You can apply for a commercial loan if you have a new business or an established business that needs money, and if you have a legal business entity such as a sole proprietorship, partnership, LLC, corporation, or nonprofit organization. The business or the business project needs to qualify for the commercial loan and verify that it can pay pack the loan with interest in the agreed upon time period. Commercial loans are usually obtained from conventional financial institutions, such as banks, credit unions, and insurance companies; commercial banks provide the majority of business loans.

 

The commercial loan is almost always underwritten by the value of the property being mortgaged. However, the borrower/owner may use personal assets to supplement the business security if necessary. Lenders may require the owner to establish a separate business entity specifically to own the property so they can foreclose on the property in the event of a loan default.

 

Business owners have a variety of lending products to choose from.
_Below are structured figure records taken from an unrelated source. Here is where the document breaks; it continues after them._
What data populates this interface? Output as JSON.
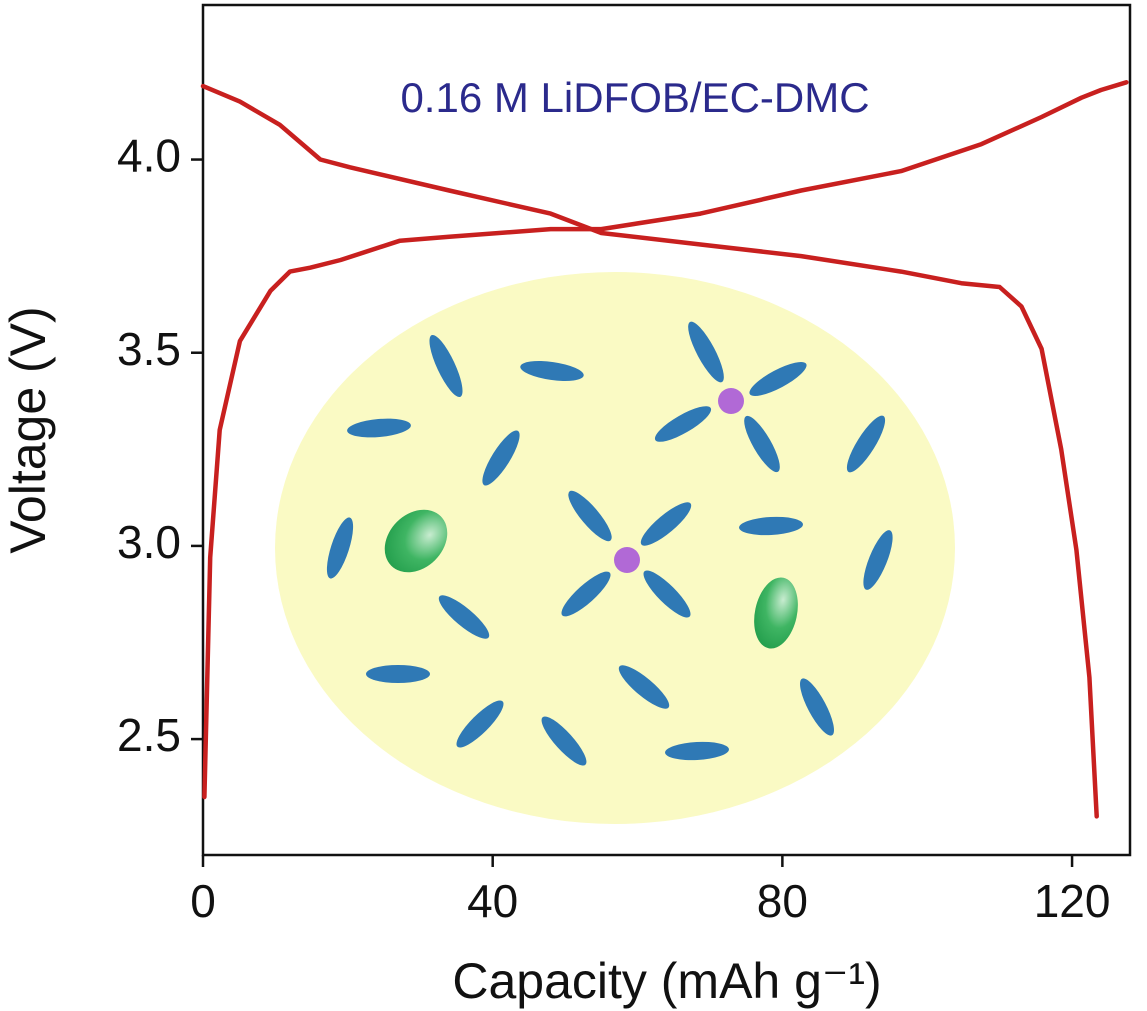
{
  "chart_data": {
    "type": "line",
    "annotation": "0.16 M LiDFOB/EC-DMC",
    "xlabel": "Capacity (mAh g⁻¹)",
    "ylabel": "Voltage (V)",
    "xlim": [
      0,
      128
    ],
    "ylim": [
      2.2,
      4.4
    ],
    "xticks": [
      0,
      40,
      80,
      120
    ],
    "yticks": [
      {
        "value": 2.5,
        "label": "2.5"
      },
      {
        "value": 3,
        "label": "3.0"
      },
      3.5,
      {
        "value": 4,
        "label": "4.0"
      }
    ],
    "series": [
      {
        "color": "#c8201f",
        "x": [
          0.2,
          1,
          2.3,
          5.1,
          9.3,
          12,
          14.8,
          19,
          27.2,
          34,
          48,
          55,
          68.7,
          82.6,
          96.4,
          107.5,
          115.8,
          121.3,
          124,
          127.5
        ],
        "values": [
          2.35,
          2.97,
          3.3,
          3.53,
          3.66,
          3.71,
          3.72,
          3.74,
          3.79,
          3.8,
          3.82,
          3.82,
          3.86,
          3.92,
          3.97,
          4.04,
          4.11,
          4.16,
          4.18,
          4.2
        ]
      },
      {
        "color": "#c8201f",
        "x": [
          0,
          5.1,
          10.6,
          16.2,
          20.3,
          34,
          48,
          55,
          68.7,
          82.6,
          96.4,
          104.7,
          110,
          113,
          115.8,
          118.5,
          120.6,
          122.4,
          123.4
        ],
        "values": [
          4.19,
          4.15,
          4.09,
          4.0,
          3.98,
          3.92,
          3.86,
          3.81,
          3.78,
          3.75,
          3.71,
          3.68,
          3.67,
          3.62,
          3.51,
          3.25,
          2.99,
          2.66,
          2.3
        ]
      }
    ]
  }
}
There are generally three broad commercial loan categories: conventional, subprime (high risk borrowers), and guaranteed (i.e. SBA and B&I). World Net Capital I will provide conventional commercial loans and guaranteed commercial loans, but not subprime loans. Our loan products include construction loans, acquisition loans, and refinancing loans, to name a few. We offer loans to owner occupied properties as well as to investor owned properties.

 

We look at numerous factors to determine if you are qualified for a commercial loan, such as your business plan, long term-business projections, personal and business credit history, available collateral, the property value, down payment, and the amount of money you need. You have to follow a defined procedure and fill out various forms and applications before you can be approved for the loan. These factors are discussed in more detail under Apply for a Commercial Loan.

 

Three primary criteria used to evaluate all commercial loans are loan-to-value ratio (LTV), debt service coverage ratio (DSCR), and the borrower's credit rating. You will see these terms mentioned often on our website.

 

The interest rate that you can get on your commercial loan is important because it can make a big difference in the amount of money that you have to repay and how much you have to pay each month in loan payments. The interest rate that you can get depends on many factors as well, including your business credentials and the kind of commercial loan you want. Some loans like construction loans are shorter in term, have less business collateral available, and usually have a higher interest rate. Longer term loans on an established business with an excellent financial history can get lower interest rates. In today's post-recession world, commercial loan interest rates are lower than they have been in a long time, but there are more restrictions and qualifications that business owners have to meet to be approved for a loan.

 

The loan term is another important factor you will need to consider. Commercial mortgages have a loan term and an amortization period. The term is the length of time that payments are made until the balloon payment is due. The balloon payment is the remaining loan balance (or remaining principal) at the end of the term. Most loan terms are 3 to 10 years, but they can be longer; apartment buildings typically have terms that are 20 to 30 years. Amortization is the length of time used to calculate the loan payments. By definition, amortization is the reduction of the loan principal over the period of time loan payments are made. This makes the loan payments smaller than if the loan term was used as the calculation basis. The amortization period can vary considerably, but is usually 20 to 30 years. At the end of the term, the borrower must pay the remaining principal, refinance the loan, or sell the business.

 

One final point to make about commercial loans. Most commercial loans have substantial penalties for prepayment of the loan before the end of the term. These generally vary from 1% to 5% (or higher), depending on the type of loan and how early it is prepaid.